Grandpa wanted to move in with your Grandma in 1970. Despite her three divorces, she had enough of an old-fashioned attitude to tell him that she wouldn’t do so unless he put a ring on her finger. So, on July 17, 1970, they went to the home of a Baptist preacher in Kennett, MO, and got married.
I was born five years later. She worked as a nurse’s aide up until I was born (and a little after), before quitting to be a stay-at-home mother and homemaker. As your Grandpa worked on the river for the majority of my childhood, I was with Grandma Pat all the time and, quite honestly, became quite a momma’s boy. Before we moved to Campbell, I didn’t really have any friends outside of school, so it was mostly Grandma Pat and me.
Over the years, every friend that I had grew to envy me for my mother. The woman had more love than any one person knew what to do with. My friends always got hugs and kisses when they visited. Your cousin, Trina, wanted to move in with us. Her mother wouldn’t let her but she spent weeks at a time with us in the summer. So did your cousin, Dan.
After your Grandpa Chuck got sick and wasn’t able to work anymore, Grandma Pat started working at an onion ring factory in Piedmont, MO. She worked there until she wasn’t able to work anymore. After Grandpa Chuck died, she and GG moved in with your Uncle Greg and me in Springfield. Then, she and I got the apartment in Nixa. Finally, we ended back up in St. Charles.
After Vickie and I got married, she moved into that mobile home with Aunt Ruth, then another apartment with your Uncle Kenny. The landlord there didn’t like Kenny, so the two of them ended up down in Puxico. Finally, Uncle Greg moved them to Poplar Bluff.
She came up to stay with us any time you had a break from school. She adored you so much. The last time that we saw her, you recorded that video of her dancing. You had no way of knowing the treasure that this video would turn out to be.
As of this writing, tomorrow will be the year anniversary of her stroke. On August 19, 2016, I ignored a call from your Uncle Kenny because I was too tired to answer it. Half an hour later, he called me on her phone, knowing that I never ignored her calls. He was a blubbering mess and I couldn’t understand what he was saying. Uncle Greg, also upset, finally got on the phone and told me that they had found her, vomiting in the floor. As she was able to give the paramedics her age, we thought it was a minor stroke. Vickie and I drove down and she was talking to us. The last words that I heard from her were that she loved me.
Sometime during that night, she stopped communicating. Another test showed that the left side of her brain was dead and the right side was dying. Greg and I tearfully signed the non-resuscitation order. Your mother, pregnant with your baby brother, drove you down to the Bluff to say goodbye. Then, on August 22, 2016, she left this world with one final breath that she took with a loud gasp as she sat up in the bed.
I pictured her giving Jesus more affection at that Pearly Gate than He had probably gotten from any other member of the Elect since His Resurrection. Then, she found your Grandpa Chuck, GG, and Grandpa Winfred and showered them with affection. And she’ll be waiting with arms open when we get there, too.

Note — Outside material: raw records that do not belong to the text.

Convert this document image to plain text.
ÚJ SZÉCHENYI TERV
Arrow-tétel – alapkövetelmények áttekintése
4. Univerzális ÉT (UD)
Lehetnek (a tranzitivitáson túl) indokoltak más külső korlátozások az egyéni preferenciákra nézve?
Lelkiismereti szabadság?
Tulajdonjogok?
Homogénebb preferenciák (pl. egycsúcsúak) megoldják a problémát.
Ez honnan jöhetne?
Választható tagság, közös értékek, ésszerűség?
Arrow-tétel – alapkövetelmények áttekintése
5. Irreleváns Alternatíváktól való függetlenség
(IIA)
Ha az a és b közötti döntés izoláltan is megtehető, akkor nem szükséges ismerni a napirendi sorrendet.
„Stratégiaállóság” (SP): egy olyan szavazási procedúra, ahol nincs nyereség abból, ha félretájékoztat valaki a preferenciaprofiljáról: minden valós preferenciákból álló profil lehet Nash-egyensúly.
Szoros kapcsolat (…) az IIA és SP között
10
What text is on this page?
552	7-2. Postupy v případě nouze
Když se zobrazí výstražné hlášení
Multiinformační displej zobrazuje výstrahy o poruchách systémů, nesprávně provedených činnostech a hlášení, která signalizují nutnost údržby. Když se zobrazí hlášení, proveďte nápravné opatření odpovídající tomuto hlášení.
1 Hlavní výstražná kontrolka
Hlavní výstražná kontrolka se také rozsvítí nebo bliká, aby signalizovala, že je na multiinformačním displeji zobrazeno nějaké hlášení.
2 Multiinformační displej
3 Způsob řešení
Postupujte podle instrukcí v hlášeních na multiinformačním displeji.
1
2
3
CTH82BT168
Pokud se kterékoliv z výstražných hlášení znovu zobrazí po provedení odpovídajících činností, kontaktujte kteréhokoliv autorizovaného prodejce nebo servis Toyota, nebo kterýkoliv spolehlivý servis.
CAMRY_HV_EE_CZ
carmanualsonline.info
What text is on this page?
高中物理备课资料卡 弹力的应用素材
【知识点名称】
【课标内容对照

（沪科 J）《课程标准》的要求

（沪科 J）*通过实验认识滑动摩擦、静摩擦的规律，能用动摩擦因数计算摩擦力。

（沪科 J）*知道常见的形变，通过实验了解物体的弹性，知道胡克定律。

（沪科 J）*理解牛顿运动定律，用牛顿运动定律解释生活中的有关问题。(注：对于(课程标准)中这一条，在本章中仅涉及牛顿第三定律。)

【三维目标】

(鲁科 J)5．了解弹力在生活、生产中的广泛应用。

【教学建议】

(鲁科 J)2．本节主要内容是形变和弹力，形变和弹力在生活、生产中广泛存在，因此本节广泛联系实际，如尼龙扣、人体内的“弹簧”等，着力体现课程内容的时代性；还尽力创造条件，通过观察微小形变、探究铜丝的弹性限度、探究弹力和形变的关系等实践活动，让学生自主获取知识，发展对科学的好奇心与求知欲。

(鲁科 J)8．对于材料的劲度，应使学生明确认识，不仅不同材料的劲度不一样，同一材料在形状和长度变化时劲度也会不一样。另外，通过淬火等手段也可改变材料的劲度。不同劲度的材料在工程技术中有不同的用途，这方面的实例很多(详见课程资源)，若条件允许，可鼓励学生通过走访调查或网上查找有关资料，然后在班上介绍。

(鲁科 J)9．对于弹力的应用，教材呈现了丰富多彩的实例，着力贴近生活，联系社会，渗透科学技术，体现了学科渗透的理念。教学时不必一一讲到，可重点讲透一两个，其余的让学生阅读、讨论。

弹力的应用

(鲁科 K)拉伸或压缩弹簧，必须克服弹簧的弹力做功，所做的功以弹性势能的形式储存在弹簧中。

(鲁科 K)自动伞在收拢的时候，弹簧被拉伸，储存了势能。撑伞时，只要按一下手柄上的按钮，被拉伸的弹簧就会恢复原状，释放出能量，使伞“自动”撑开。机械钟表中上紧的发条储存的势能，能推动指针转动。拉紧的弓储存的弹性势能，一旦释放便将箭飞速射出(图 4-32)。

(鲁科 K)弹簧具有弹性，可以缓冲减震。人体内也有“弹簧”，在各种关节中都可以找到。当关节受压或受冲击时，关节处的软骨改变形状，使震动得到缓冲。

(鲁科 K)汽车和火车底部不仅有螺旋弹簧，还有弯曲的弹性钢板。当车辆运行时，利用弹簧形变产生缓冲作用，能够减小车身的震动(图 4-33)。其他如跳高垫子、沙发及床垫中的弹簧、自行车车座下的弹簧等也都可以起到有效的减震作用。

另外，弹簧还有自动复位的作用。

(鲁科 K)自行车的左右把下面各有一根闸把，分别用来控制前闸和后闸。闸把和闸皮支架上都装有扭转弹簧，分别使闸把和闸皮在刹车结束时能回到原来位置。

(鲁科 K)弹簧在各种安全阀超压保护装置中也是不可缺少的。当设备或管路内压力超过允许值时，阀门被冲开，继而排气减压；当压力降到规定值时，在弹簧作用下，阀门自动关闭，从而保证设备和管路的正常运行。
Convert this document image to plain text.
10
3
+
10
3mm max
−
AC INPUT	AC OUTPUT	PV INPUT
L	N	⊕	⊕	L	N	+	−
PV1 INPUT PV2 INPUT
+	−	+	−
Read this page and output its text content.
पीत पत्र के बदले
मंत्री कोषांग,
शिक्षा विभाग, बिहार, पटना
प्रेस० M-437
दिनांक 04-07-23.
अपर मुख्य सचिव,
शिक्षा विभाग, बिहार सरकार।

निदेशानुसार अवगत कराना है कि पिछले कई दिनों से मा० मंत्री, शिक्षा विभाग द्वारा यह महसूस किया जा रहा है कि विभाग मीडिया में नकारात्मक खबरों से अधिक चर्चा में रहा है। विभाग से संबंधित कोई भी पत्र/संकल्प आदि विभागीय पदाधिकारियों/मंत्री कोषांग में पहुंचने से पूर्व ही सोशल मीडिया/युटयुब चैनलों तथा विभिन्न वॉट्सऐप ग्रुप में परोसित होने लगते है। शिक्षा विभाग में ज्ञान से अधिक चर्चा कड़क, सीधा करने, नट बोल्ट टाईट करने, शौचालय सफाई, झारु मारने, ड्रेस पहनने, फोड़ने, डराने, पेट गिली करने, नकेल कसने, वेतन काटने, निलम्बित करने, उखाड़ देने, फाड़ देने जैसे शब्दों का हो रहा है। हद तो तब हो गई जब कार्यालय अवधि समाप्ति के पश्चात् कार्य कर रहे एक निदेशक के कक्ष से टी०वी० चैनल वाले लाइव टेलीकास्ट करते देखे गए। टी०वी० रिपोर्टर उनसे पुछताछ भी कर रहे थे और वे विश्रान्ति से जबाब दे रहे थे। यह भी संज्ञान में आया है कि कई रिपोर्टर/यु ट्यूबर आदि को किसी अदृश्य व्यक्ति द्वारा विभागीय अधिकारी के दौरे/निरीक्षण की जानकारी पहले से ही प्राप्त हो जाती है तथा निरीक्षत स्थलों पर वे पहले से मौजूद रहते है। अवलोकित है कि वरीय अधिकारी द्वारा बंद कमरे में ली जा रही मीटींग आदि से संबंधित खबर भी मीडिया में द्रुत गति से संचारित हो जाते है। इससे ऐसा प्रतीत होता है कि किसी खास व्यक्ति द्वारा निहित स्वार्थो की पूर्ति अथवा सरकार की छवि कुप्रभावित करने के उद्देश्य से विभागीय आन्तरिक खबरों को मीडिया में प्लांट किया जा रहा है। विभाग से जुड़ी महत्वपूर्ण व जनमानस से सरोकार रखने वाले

Brother Phil Tanner, the pastor who led your Grandpa Chuck and me to Jesus, preached her funeral, reminding us that we haven’t lost her. We know exactly where she is.
I see so much of her in you. Your imagination, love of singing and dancing and affection are all results of her influence. You uploaded that video of Grandma Pat to your YouTube channel. Millions of users are there, so she got her opportunity to be a star. That was the greatest gift you could have given her.